Sobre cartas e crateras
O que você salvaria se sua casa fosse desabar?
Em situações emergenciais as pessoas geralmente
tentam salvar documentos, dinheiro, joias, roupas e
fotos. A vida é sempre o valor maior, e sua
manutenção, motivo de alívio. Diz Andreza de Souza,
23, moradora da rua Capri, em São Paulo: “Eu queria
pegar umas calcinhas, mas fiquei com vergonha do
funcionário da Defesa Civil que me acompanhava.
Ele me deu somente dois minutos, e só tinha tempo para
levar minha escova de dentes, um edredom, duas calças
jeans e uma blusa”.
— O que é que você levaria, se tivesse de abandonar
sua casa às pressas? — perguntou o rapaz à namorada,
depois de ler-lhe a notícia publicada na Folha.
Ela pensou um pouco.
— Acho que levaria a mesma coisa que essa
moça: escova de dentes, edredom, calças jeans,
blusa... E calcinha: eu não teria vergonha do funcionário.
Prefiro ficar sem a vergonha do que sem as calcinhas.
— Só isso? — disse ele. — Só isso, você levaria?
Ela pensou um pouco:
— Não. Você tem razão, essas coisas são importantes,
mas não suficientes. Eu pegaria meus documentos:
a identidade, a carteira de trabalho... pegaria também
a única joia que tenho, aquele colar que mamãe
me deixou. Seria o caso de apanhar alguma grana,
claro, mas dinheiro você sabe que eu não tenho,
mesmo porque estou desempregada.
Ele ficou algum tempo em silêncio, e aí voltou à carga.
E desta vez sua voz soava estranha, hostil mesmo:
— É isso, então? É isso que você levaria, se a sua casa
estivesse a ponto de desabar?
Ela se deu conta de que alguma coisa estava
incomodando o namorado, alguma coisa séria.
Já pressentindo um bate-boca, perguntou em que,
afinal, ele estava pensando. O que ela deveria
ter mencionado, que não mencionara? O que
havia esquecido?
— As cartas — disse ele, e a irritação agora transparecia
em seu tom de voz. As cartas de amor que lhe escrevi.
Ela deu-se conta do erro que cometera: de fato,
as cartas eram muito importantes para ele,
sempre falava nelas. Mas também ela agora estava
irritada, e disposta a partir para o confronto.

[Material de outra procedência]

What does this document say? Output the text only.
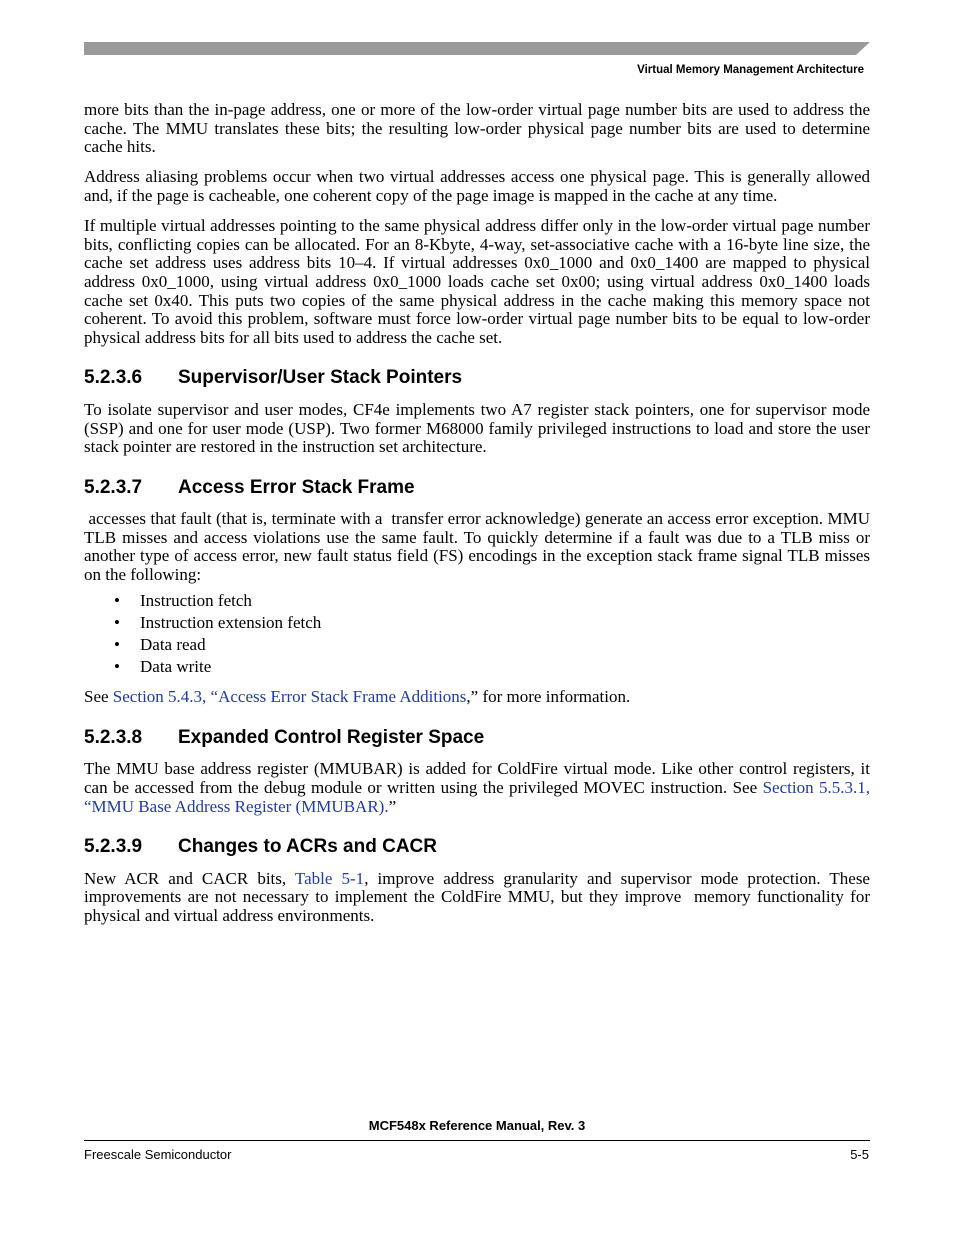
Virtual Memory Management Architecture

more bits than the in-page address, one or more of the low-order virtual page number bits are used to address the cache. The MMU translates these bits; the resulting low-order physical page number bits are used to determine cache hits.

Address aliasing problems occur when two virtual addresses access one physical page. This is generally allowed and, if the page is cacheable, one coherent copy of the page image is mapped in the cache at any time.

If multiple virtual addresses pointing to the same physical address differ only in the low-order virtual page number bits, conflicting copies can be allocated. For an 8-Kbyte, 4-way, set-associative cache with a 16-byte line size, the cache set address uses address bits 10–4. If virtual addresses 0x0_1000 and 0x0_1400 are mapped to physical address 0x0_1000, using virtual address 0x0_1000 loads cache set 0x00; using virtual address 0x0_1400 loads cache set 0x40. This puts two copies of the same physical address in the cache making this memory space not coherent. To avoid this problem, software must force low-order virtual page number bits to be equal to low-order physical address bits for all bits used to address the cache set.

5.2.3.6	Supervisor/User Stack Pointers

To isolate supervisor and user modes, CF4e implements two A7 register stack pointers, one for supervisor mode (SSP) and one for user mode (USP). Two former M68000 family privileged instructions to load and store the user stack pointer are restored in the instruction set architecture.

5.2.3.7	Access Error Stack Frame

accesses that fault (that is, terminate with a  transfer error acknowledge) generate an access error exception. MMU TLB misses and access violations use the same fault. To quickly determine if a fault was due to a TLB miss or another type of access error, new fault status field (FS) encodings in the exception stack frame signal TLB misses on the following:

•	Instruction fetch
•	Instruction extension fetch
•	Data read
•	Data write

See Section 5.4.3, “Access Error Stack Frame Additions,” for more information.

5.2.3.8	Expanded Control Register Space

The MMU base address register (MMUBAR) is added for ColdFire virtual mode. Like other control registers, it can be accessed from the debug module or written using the privileged MOVEC instruction. See Section 5.5.3.1, “MMU Base Address Register (MMUBAR).”

5.2.3.9	Changes to ACRs and CACR

New ACR and CACR bits, Table 5-1, improve address granularity and supervisor mode protection. These improvements are not necessary to implement the ColdFire MMU, but they improve  memory functionality for physical and virtual address environments.

MCF548x Reference Manual, Rev. 3
Freescale Semiconductor	5-5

— Verdade, esqueci as cartas. Mas tenho de lhe
dizer uma coisa: não sei onde estão essas cartas,
simplesmente não sei. Você me conhece, sabe que sou
desorganizada. Em dois minutos, não encontraria carta
alguma. Provavelmente a casa desabaria, e eu morreria
procurando. Você não havia de querer isso, certo?
Você não quereria que eu morresse procurando essas
suas cartas.
Ele agora estava pálido, pálido de ódio.
— Vou lhe dizer uma coisa — falou, por fim. — Se você
não encontra minhas cartas, a razão é muito simples:
você não me ama mais. E se você não me ama, a mim
pouco importa o que iria lhe acontecer.
Levantou-se, e foi embora. Ela ficou pensando:
há muitas crateras na vida, mas poucas são tão profundas
quanto aquela em que o amor cai, quando desaba.
Era isso que ela precisava dizer ao namorado. E decidiu
que, naquele dia mesmo, lhe escreveria uma carta
dizendo que, apesar das tragédias, a vida continua,
e que, mesmo no fundo das crateras da vida,
sempre resta uma esperança.
SCLIAR, Moacyr. Sobre cartas e crateras.
Folha de S. Paulo. Disponível: https://www1.folha.uol.com.br/
fsp/cotidian/ff2201200707.htm. Acesso em: 7 ago. 2023.